Managing a business, whether a small, family-owned company, a franchise operation or a branch office can be challenging—and it often is. Licensing regulations, paying too much for rent, labor or materials and poorly designed websites are just some of the issues that can adversely affect the business’s success. While there are no silver bullets to resolve these issues, management can minimize many of the problems through open communication, defined tasks and responsibilities, effective data collection/analysis and so on.
Another action that can help minimize potential problems is risk management. Common sense dictates that organizations of any size maintain an appropriate physical security environment for the protection of staff, assets and facilities—and the company bottom line. While an everyday activity like securing keys can be easily overlooked, lost or unmanaged keys can risk security vulnerability and financial upset. Not knowing who has been or is using office keys can quickly become a liability.

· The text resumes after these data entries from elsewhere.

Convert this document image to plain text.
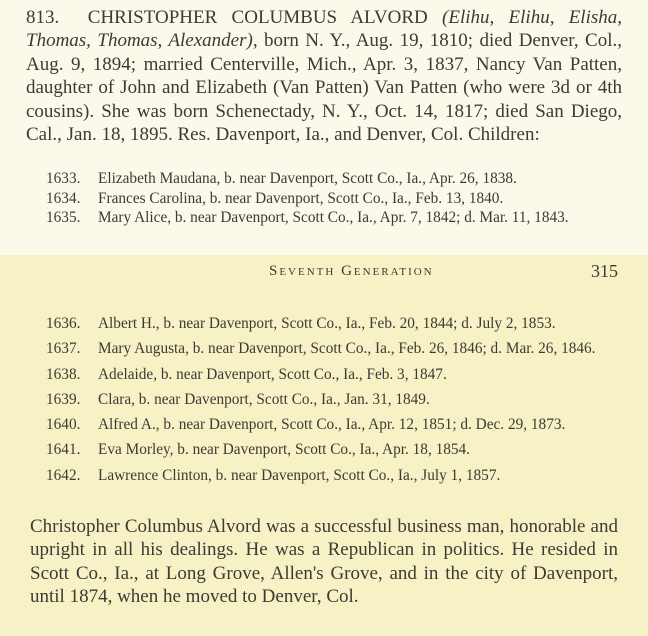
813. CHRISTOPHER COLUMBUS ALVORD (Elihu, Elihu, Elisha, Thomas, Thomas, Alexander), born N. Y., Aug. 19, 1810; died Denver, Col., Aug. 9, 1894; married Centerville, Mich., Apr. 3, 1837, Nancy Van Patten, daughter of John and Elizabeth (Van Patten) Van Patten (who were 3d or 4th cousins). She was born Schenectady, N. Y., Oct. 14, 1817; died San Diego, Cal., Jan. 18, 1895. Res. Davenport, Ia., and Denver, Col. Children:

1633. Elizabeth Maudana, b. near Davenport, Scott Co., Ia., Apr. 26, 1838.
1634. Frances Carolina, b. near Davenport, Scott Co., Ia., Feb. 13, 1840.
1635. Mary Alice, b. near Davenport, Scott Co., Ia., Apr. 7, 1842; d. Mar. 11, 1843.
Seventh Generation	315
1636. Albert H., b. near Davenport, Scott Co., Ia., Feb. 20, 1844; d. July 2, 1853.
1637. Mary Augusta, b. near Davenport, Scott Co., Ia., Feb. 26, 1846; d. Mar. 26, 1846.
1638. Adelaide, b. near Davenport, Scott Co., Ia., Feb. 3, 1847.
1639. Clara, b. near Davenport, Scott Co., Ia., Jan. 31, 1849.
1640. Alfred A., b. near Davenport, Scott Co., Ia., Apr. 12, 1851; d. Dec. 29, 1873.
1641. Eva Morley, b. near Davenport, Scott Co., Ia., Apr. 18, 1854.
1642. Lawrence Clinton, b. near Davenport, Scott Co., Ia., July 1, 1857.

Christopher Columbus Alvord was a successful business man, honorable and upright in all his dealings. He was a Republican in politics. He resided in Scott Co., Ia., at Long Grove, Allen's Grove, and in the city of Davenport, until 1874, when he moved to Denver, Col.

If a key is lost or can’t be accounted for, an entire area (or building) can become compromised and may require the replacement of all locks. This exercise is not only disruptive, but potentially quite expensive depending on the number of doors that must be re-fitted and the types of locks required. Management may decide to delay this step and first attempt to locate the missing key or keys. But without any accurate records of who had access to the key(s) or who last used the key, that too can easily turn into a difficult, time consuming and expensive exercise, and may end up unsuccessful.
Company policies regarding key control and usage are great in theory but are too often ignored in practice. Keys can be passed around and/or duplicated, and manual logging of key use can be cumbersome and unreliable. And unfortunately, a lack of understanding of the importance of good key management can end up undermining the business’ security across the board. For this reason, companies may try to switch away from physical keys to biometric or card readers, or to a key management system that can handle both physical keys and other access credentials. No matter the solution, companies can benefit by considering security features alongside convenience, price, tracking and scalability, and access-control integration as needed—after all, the solution should never become a greater burden than the original problem.